Blood vessels are naturally protected from immune attack, a protection that is lost in autoimmune vasculitis. Vasculitides are a heterogeneous group of diseases and are classified into three major categories based on the size of affected blood vessels [1]. Large vessel vasculitides giant cell arteritis (GCA) and Takayasu arteritis exclusively target the aorta and large arteries [2]. Polyarteritis nodosa and Kawasaki disease are recognized as medium vessel vasculitides [3,4], they manifest mostly in the main visceral arteries and the coronary arteries, respectively. Small blood vessels, including capillaries and arterioles, are other preferred targets of a variety of vasculitides, most prominently, anti-neutrophil cytoplasmic antibody (ANCA)-associated vasculitis and IgA vasculitis [5,6].
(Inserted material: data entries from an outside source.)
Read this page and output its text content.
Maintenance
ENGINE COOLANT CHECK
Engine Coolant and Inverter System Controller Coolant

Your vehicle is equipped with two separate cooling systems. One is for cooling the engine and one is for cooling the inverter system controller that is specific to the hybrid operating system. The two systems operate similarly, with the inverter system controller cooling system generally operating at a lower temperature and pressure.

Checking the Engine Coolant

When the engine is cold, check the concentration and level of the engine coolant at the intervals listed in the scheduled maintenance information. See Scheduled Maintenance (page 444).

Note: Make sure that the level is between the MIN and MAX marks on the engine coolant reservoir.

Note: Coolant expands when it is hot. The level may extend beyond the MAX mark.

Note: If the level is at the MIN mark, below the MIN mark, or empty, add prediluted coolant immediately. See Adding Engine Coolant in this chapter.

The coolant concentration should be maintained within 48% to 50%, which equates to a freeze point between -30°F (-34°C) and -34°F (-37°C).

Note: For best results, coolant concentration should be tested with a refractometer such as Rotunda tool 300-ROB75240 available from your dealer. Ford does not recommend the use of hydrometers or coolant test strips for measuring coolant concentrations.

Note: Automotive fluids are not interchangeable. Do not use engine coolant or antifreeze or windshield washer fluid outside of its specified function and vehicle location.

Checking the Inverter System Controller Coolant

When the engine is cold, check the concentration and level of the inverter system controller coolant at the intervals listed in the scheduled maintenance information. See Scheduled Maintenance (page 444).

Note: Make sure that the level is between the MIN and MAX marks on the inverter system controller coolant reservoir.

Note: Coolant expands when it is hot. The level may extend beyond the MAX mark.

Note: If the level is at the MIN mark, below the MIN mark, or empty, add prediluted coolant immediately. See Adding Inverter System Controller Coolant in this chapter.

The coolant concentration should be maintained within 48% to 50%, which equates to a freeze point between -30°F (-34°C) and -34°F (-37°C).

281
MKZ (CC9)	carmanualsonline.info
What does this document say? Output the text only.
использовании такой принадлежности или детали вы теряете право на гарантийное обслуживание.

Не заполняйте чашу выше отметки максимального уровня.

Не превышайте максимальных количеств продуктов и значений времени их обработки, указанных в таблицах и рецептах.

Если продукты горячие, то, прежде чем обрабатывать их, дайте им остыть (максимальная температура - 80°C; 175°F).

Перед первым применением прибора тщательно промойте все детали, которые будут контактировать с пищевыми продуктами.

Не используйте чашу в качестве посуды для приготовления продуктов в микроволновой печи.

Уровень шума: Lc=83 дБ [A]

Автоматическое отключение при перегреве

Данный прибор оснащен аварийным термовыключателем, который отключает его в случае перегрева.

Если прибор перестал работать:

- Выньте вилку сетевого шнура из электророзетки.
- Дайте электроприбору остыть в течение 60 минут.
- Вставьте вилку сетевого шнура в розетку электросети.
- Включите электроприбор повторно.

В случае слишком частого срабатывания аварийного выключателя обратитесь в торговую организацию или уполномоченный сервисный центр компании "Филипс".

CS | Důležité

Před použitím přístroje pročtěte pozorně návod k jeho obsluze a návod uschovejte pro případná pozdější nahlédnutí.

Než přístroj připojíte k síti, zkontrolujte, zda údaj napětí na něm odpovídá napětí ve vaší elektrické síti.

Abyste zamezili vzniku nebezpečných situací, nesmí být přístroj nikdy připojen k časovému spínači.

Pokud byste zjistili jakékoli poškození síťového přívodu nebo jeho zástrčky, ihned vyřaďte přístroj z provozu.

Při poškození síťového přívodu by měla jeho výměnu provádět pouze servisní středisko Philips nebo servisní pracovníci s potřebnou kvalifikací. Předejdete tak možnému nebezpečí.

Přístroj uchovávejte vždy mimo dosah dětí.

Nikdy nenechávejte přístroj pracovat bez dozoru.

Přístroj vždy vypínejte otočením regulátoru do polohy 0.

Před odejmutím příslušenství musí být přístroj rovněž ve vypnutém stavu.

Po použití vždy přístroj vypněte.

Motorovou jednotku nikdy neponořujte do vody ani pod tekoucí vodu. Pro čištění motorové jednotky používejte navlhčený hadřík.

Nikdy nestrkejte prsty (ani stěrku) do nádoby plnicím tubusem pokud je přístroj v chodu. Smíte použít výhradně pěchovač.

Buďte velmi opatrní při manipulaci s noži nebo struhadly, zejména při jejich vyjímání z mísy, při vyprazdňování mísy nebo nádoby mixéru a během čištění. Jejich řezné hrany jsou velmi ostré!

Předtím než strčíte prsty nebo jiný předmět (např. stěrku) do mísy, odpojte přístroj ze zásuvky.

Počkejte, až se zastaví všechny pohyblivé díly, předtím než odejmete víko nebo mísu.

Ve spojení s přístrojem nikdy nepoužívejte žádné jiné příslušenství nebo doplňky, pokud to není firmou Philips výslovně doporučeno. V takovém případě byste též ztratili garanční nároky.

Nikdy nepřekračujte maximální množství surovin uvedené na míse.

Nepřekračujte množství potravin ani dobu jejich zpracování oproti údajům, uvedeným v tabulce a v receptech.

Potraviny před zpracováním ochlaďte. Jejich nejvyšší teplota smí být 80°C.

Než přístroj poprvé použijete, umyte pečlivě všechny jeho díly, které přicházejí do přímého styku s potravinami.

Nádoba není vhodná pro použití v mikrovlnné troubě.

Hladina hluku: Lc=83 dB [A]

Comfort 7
Like other autoimmune diseases, pathogenic concepts in vasculitis have followed the classical paradigm that faulty immune responses are directed against an autoantigen. Classical paradigm predicts that tolerance against self is broken, that auto-reactive T cells expand to provide help to auto-reactive B cells. Autoantibodies and cytokines are believed to be the major effector molecules driving tissue inflammation. Paradigmal shifts in cancer immunology have made it clear that this classical paradigm is far from correct and that autoantigen-independent pathways are equally, or even more, important than auto-antigen recognition. The discovery of immune checkpoints (IC) as the ultimate controllers of the strengths and duration of immune responses has opened new avenues to readdress the immunopathology of autoimmune disease. ICs are engaged when receptors on T cells bind to ligands on partner cells to receive co-stimulatory (“on”) or co-inhibitory (“off”) signals. These immune checkpoints determine the kinetics, duration and intensity of immune responses and inhibitory immune checkpoints have become the prime target of cancer immunotherapy [7,8]. Stop signal-providing inhibitory ICs are utilized by tumor cells to paralyze anti-tumor T-cell immunity and can be unleashed through IC inhibitors (ICI). It is obvious that ICs play a critical role in setting the threshold of responsiveness in the immune system and are therefore of particular interest in autoimmune disease [9].

Here, we will review current knowledge of IC function in vasculitis, exemplified in GCA. Little information is available for other vasculitides, but recent work has highlighted that two inhibitory checkpoints are broken in GCA and that these failed checkpoints contribute significantly to inappropriate T cell immunity. A clustering of immune checkpoint failure in GCA has given rise to the “lost inhibition concept”, a concept that obviously affects diagnostic and therapeutic approaches in this vasculitis.